Старые бояре утешали, как умели.
— Хорошо, свадьбу успели сыграть…
— А то бы что?
— Что?.. Помнишь, двадцать пять лет назад Москва также вот дотла выгорела?.. Дмитрию Ивановичу пришлось тогда свою свадьбу с Евдокией Дмитриевной на Коломне устраивать…
— Э-э, не потому Дмитрий Иванович в Коломне решил тогда гулять, это он назло Олегу Рязанскому делал, то была зело мудрая затея…
Василий вернулся во дворец. Софья была все в том же положении, в каком он ее оставил. От неутешного рева рот ее распух, она просто ревела без слов, но, увидев мужа, запричитала вполне внятно:
— Зачем было носить подарки в повалушу, когда столько много палат и комнат здесь… И кровать брачную зачем в холодные сени…
— Софьюшка, обычай таков, — пыталась утешить ее жена Владимира Андреевича Серпуховского Елена, тоже литвинка по происхождению, дочь великого князя Ольгерда Гедиминовича. — Молодоженам полагается первую ночь под холодным потолком провести, чтобы не очутились они под землей. Для тепла-то ведь на потолок землю насыпают[34].
— Глупый русский обычай! — И Софья снова зашлась в голос, вспомнив, видно, сгоревшую в неотапливаемых летних сенях широкую, мягкую постель с лебяжьими перинами, с одеялом, сшитым из кизылбашской золотой камки на соболях с горностаевой опушкой, с черевчатой сафьяновой кровлей — кровать брачную, привезенную ею в качестве приданого из Гданьска.
Данила пробурчал:
— «Лучше бы ми железло варити, нежели со злою женою быти», — как говаривал мой тезка[35].
А Василий вспомнил жену Ивана Уды с обуглившимся трупиком на руках, старика с опаленной бородой, схватил Янгин витень — вот чему не сгореть, не пропасть! — и уж замахнулся на глупую свою жену, но в последний миг сдержал руку, только щелкнул в воздухе всеми тремя волосяными хвостиками плети.

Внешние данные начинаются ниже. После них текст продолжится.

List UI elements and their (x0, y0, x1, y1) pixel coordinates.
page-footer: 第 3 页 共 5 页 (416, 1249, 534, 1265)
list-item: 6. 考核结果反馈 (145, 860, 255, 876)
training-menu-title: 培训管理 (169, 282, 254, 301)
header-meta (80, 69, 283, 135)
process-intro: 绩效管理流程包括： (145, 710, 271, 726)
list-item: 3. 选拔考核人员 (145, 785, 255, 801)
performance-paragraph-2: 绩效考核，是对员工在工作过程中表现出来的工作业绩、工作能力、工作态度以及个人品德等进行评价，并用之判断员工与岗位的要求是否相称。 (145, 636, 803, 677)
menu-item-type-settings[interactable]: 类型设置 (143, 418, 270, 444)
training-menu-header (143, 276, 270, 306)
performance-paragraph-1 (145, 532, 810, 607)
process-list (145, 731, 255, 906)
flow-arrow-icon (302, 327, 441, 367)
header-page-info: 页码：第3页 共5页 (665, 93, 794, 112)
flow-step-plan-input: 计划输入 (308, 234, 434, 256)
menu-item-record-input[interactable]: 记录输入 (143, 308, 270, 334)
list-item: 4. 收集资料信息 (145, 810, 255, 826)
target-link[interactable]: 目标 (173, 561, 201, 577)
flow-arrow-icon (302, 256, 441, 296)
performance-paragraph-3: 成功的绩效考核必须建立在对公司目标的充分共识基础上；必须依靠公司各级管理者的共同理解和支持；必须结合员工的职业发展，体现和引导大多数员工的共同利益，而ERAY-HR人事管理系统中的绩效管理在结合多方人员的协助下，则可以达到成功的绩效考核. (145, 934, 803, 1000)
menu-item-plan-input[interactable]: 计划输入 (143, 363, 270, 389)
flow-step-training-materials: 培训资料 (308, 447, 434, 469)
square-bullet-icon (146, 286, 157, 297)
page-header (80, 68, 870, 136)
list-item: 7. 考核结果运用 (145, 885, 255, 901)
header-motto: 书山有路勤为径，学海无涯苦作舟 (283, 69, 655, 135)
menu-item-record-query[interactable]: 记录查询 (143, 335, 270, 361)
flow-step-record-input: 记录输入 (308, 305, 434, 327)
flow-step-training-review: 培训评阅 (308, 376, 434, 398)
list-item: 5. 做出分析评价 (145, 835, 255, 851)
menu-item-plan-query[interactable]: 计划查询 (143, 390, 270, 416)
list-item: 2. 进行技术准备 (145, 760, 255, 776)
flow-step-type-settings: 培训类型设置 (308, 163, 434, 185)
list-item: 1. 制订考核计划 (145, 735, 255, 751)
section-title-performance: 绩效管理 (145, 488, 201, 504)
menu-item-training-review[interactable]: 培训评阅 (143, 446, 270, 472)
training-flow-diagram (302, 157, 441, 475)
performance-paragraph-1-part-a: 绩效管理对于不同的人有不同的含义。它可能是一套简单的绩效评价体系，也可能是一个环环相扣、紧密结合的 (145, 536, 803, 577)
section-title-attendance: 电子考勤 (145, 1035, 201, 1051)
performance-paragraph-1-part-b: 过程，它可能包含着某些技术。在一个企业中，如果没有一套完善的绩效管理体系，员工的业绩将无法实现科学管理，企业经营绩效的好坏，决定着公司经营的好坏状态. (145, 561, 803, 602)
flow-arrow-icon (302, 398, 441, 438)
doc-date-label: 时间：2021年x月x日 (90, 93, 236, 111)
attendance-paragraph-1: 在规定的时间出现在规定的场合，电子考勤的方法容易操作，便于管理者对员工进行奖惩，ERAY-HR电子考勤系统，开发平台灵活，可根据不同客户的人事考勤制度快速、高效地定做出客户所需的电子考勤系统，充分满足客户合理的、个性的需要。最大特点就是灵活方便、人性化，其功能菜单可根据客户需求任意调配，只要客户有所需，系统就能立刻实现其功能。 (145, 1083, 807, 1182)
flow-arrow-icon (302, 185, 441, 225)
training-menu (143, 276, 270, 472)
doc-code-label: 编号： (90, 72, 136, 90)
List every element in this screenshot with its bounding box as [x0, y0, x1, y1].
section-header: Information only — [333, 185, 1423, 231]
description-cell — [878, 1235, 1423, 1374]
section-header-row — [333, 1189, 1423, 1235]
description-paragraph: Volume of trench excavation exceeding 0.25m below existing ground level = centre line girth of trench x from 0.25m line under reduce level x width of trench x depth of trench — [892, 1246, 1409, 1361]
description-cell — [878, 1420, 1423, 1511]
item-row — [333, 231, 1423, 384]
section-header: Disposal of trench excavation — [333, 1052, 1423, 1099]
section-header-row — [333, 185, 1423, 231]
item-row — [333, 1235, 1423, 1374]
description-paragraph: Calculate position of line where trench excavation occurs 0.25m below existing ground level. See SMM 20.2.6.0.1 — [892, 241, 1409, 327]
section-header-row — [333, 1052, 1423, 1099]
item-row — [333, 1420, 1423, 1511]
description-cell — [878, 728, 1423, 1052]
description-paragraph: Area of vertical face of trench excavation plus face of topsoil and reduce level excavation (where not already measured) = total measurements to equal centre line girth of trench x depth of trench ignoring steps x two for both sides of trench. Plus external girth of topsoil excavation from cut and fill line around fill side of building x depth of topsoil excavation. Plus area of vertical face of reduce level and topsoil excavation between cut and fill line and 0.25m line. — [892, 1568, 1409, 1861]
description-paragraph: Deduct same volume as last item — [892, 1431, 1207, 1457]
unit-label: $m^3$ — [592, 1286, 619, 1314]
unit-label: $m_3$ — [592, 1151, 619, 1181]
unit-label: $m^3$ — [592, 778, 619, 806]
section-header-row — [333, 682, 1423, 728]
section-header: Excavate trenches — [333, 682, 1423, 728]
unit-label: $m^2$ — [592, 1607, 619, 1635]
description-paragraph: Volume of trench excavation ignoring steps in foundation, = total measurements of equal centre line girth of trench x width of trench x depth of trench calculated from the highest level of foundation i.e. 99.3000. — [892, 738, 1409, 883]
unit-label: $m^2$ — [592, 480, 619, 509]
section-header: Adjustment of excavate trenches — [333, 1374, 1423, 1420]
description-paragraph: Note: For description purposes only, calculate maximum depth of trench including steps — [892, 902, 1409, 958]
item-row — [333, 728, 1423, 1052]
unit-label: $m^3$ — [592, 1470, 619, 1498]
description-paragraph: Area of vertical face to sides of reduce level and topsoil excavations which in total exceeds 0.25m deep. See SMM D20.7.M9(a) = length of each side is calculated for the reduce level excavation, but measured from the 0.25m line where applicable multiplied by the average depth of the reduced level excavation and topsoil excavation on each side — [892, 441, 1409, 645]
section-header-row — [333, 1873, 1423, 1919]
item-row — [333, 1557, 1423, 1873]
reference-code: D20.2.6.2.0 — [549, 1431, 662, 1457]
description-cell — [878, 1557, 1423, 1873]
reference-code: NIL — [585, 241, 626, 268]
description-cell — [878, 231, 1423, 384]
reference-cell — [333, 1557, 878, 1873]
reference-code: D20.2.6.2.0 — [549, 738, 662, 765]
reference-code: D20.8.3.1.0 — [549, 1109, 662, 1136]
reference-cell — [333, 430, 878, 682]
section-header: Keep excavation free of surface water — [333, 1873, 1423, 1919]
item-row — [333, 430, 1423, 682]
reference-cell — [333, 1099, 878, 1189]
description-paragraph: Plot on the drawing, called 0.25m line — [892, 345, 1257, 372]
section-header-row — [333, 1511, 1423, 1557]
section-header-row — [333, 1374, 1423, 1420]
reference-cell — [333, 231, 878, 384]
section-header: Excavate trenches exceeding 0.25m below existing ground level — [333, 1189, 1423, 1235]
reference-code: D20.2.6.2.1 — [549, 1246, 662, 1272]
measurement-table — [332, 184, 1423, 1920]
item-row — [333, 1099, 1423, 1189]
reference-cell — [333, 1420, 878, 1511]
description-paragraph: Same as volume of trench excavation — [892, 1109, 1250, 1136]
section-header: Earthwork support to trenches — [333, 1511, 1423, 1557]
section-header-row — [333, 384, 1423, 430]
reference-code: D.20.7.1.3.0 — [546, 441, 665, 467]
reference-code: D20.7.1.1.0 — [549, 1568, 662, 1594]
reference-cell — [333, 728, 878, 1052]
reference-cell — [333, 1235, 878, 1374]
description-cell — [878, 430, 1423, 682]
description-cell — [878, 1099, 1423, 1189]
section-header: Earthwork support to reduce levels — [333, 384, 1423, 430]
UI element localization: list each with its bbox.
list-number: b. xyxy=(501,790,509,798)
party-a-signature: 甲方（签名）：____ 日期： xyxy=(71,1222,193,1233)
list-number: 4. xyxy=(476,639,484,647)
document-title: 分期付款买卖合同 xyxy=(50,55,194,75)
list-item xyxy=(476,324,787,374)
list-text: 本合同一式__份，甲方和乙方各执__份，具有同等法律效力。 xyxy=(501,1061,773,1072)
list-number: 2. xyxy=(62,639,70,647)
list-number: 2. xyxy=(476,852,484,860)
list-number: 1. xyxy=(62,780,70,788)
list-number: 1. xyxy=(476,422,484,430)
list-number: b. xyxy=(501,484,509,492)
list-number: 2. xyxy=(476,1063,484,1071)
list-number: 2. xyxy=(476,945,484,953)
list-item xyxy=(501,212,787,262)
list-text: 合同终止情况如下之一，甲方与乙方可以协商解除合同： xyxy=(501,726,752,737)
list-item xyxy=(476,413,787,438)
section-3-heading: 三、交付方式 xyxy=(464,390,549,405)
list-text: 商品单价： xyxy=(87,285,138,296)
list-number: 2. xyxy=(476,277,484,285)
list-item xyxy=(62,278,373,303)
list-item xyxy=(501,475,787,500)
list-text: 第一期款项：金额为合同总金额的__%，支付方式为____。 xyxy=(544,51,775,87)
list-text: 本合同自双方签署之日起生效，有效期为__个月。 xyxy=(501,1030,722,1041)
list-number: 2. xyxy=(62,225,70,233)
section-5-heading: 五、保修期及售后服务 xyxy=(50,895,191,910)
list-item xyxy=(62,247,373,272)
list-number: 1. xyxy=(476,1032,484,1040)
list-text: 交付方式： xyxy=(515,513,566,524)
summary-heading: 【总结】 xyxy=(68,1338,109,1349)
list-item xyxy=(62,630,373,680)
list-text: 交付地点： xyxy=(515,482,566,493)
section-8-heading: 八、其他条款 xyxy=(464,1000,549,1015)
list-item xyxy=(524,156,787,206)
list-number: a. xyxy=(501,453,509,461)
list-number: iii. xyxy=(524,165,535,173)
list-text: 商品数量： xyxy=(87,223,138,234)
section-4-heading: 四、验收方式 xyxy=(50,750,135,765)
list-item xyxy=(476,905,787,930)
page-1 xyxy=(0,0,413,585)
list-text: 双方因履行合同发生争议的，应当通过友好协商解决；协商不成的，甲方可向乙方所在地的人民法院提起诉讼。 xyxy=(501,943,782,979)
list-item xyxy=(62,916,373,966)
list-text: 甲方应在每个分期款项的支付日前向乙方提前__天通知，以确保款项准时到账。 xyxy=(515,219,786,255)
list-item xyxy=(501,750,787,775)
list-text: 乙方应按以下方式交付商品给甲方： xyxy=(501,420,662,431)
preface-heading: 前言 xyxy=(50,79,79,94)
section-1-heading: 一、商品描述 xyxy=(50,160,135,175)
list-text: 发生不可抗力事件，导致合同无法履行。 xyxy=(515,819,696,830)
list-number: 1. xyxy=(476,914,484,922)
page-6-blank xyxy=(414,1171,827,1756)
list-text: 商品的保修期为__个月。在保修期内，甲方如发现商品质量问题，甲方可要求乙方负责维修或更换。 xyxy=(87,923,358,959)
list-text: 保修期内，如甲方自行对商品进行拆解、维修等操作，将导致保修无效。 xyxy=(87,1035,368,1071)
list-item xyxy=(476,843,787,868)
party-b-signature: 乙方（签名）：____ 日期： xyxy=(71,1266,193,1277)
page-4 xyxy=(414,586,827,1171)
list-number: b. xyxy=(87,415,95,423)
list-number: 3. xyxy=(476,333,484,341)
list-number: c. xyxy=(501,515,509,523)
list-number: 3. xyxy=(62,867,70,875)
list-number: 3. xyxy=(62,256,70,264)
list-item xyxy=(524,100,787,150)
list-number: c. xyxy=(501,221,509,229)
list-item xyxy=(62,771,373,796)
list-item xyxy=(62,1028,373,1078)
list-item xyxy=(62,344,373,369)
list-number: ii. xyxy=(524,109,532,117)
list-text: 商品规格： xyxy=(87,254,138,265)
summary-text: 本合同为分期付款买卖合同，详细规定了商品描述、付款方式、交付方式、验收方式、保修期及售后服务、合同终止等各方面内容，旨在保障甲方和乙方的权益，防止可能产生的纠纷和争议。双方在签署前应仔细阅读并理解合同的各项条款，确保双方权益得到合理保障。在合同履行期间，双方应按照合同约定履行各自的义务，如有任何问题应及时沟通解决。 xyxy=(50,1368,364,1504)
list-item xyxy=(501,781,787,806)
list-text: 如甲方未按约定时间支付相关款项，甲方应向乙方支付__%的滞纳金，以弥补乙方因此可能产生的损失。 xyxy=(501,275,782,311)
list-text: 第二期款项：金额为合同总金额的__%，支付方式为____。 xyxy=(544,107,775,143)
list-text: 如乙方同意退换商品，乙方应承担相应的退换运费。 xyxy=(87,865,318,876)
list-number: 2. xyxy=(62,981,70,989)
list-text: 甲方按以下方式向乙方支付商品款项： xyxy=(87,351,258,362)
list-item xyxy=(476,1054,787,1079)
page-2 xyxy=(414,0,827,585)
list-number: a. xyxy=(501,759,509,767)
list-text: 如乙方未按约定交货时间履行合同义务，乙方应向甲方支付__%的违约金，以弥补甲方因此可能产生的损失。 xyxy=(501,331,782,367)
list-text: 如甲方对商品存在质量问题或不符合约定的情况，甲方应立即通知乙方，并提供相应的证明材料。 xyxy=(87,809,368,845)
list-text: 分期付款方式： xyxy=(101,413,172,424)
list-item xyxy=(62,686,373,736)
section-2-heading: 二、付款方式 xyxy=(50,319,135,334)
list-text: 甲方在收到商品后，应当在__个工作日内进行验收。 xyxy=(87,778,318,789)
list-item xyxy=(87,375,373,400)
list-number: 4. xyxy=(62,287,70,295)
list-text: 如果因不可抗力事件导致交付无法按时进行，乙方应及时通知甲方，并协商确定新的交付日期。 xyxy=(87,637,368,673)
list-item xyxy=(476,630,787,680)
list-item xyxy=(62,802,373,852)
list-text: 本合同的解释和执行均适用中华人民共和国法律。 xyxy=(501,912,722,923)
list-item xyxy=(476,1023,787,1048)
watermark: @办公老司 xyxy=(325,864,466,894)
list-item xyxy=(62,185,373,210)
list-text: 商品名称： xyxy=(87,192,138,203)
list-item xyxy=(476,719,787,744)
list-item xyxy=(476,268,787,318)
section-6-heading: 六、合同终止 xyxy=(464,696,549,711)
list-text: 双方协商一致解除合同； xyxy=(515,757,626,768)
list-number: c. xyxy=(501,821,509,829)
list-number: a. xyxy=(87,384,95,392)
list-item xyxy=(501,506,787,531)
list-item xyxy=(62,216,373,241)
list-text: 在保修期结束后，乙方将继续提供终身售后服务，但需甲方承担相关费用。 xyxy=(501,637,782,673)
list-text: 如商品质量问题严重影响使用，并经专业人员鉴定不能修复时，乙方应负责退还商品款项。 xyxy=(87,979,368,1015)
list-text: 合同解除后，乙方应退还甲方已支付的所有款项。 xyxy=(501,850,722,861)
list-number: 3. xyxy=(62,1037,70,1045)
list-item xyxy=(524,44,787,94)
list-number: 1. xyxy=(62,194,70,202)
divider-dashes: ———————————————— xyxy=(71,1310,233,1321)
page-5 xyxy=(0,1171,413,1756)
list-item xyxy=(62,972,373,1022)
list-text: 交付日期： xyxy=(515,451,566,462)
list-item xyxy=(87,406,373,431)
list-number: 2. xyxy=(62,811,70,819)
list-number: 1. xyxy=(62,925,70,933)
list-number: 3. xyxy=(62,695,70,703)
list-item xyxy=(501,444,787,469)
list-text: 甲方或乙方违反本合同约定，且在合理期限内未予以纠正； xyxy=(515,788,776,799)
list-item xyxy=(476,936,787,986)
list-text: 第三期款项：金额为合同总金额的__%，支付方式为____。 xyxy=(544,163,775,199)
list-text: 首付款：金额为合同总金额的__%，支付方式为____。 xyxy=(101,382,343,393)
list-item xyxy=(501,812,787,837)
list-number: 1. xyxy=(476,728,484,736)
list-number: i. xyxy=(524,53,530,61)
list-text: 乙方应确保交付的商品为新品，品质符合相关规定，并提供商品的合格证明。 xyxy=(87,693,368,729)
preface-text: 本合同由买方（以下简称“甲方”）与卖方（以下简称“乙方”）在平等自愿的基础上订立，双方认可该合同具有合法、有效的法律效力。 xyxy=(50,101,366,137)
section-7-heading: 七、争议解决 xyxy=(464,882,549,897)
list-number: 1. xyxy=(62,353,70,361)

Отошел кокну, повертел в раздумье кнутовище, скользнул взглядом по надписи: «Руби меня татарская сабля, не бей царская плеть»… Смутно подумалось, что свадьба хоть и пышно да громко прошла, но было в ней больше уставного обычая, нежели души, а Софья, может быть, тоже это чувствовала сердцем: не из-за дурацкой же крытой постели она убивается, в самом-то деле?.. А еще подумалось, что, может, кто-то сглазил Софью — ведь девкой-то она не такой была? Злое чародейство мало ли от кого могло проистекать, хоть от той же Янги… Известно по семейным преданиям, что великий князь Симеон Гордый по кончине первой жены своей сочетался в 1345 году браком с Евпраксией, дочерью одного из князей смоленских, но через несколько месяцев отослал ее к отцу, для того что «великую княгиню на свадьбе испортили: ляжет с великим князем, и она ему покажется мертвец». Может, и Софью…
Василий сдвинул в сторону желтое фряжское стекло окна, жадно хватил ртом морозного воздуха.
В Кремле продолжали благовестить к заутрене, в Замоскворечье орали поздние петухи. Жизнь жительствовала.